Du 15 octobre 2024 au 30 mars 2025, le musée des Arts décoratifs propose un voyage fascinant au cœur de nos jardins secrets à travers une histoire de l’intime du xviiie siècle à nos jours.

470 œuvres, peintures et photographies, mais aussi objets d’art décoratifs, du quotidien et de design, révèlent comment l’intime a évolué. De la chambre vue par Henri Cartier‑Bresson ou Nan Goldin, des lits en fer forgé du xixe siècle au lit-clos des Frères Bouroullec, de la chaise percée à l’urinoir pour femmes, des objets de la toilette sèche à la salle de bain, de la beauté aristocratique à la consommation de masse, des livres licencieux aux sex-toys, du walkman aux réseaux sociaux et à l’influence, en passant par les outils de surveillance et de protection, l’exposition montre comment l’intime s’est imposé puis s’est profondément modifié.

Les frontières entre privé et public devenues plus floues et poreuses engendrent de nombreux débats. Le commissariat général est assuré par Christine Macel, directrice du musée des Arts décoratifs avec le commissaire Fulvio Irace, historien du design et de l’architecture. La scénographie est réalisée par l’architecte italien Italo Rota.
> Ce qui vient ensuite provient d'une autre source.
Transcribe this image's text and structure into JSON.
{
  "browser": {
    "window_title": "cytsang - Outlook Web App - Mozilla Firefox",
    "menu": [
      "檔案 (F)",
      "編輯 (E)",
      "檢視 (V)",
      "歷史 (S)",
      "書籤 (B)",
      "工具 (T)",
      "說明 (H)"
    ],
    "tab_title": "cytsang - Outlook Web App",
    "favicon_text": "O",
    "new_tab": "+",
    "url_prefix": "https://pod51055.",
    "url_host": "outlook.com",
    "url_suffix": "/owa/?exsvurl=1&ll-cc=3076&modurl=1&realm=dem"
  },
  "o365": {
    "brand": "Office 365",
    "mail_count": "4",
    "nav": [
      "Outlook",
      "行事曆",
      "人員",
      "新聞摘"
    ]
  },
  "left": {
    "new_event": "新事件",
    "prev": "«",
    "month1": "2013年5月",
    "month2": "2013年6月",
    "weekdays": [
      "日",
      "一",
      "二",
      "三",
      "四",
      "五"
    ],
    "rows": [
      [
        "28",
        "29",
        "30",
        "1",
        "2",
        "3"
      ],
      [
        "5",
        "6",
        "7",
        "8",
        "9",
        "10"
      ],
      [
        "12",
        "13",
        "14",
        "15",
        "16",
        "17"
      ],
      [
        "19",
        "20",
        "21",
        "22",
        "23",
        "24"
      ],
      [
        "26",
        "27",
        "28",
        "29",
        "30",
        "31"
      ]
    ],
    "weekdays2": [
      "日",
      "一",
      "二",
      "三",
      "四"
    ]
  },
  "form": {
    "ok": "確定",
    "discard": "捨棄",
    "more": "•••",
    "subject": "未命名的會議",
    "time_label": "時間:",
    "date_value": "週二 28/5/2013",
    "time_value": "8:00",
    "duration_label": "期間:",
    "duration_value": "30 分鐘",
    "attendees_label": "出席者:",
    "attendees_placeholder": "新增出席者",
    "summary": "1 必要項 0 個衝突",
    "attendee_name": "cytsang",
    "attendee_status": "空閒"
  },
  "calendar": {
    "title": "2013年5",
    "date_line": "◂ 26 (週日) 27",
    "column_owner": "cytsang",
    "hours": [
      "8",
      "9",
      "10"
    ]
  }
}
À travers douze thématiques, l’exposition, présentée dans la nef du musée et les galeries latérales, s’ouvre sur un gigantesque trou de serrure. Dans une ambiance intimiste, cinq thématiques se déploient dans la galerie côté jardin autour du thème de la femme et l’intime, la chambre, les lieux de commodités, la toilette et la beauté, jusqu’au parfum.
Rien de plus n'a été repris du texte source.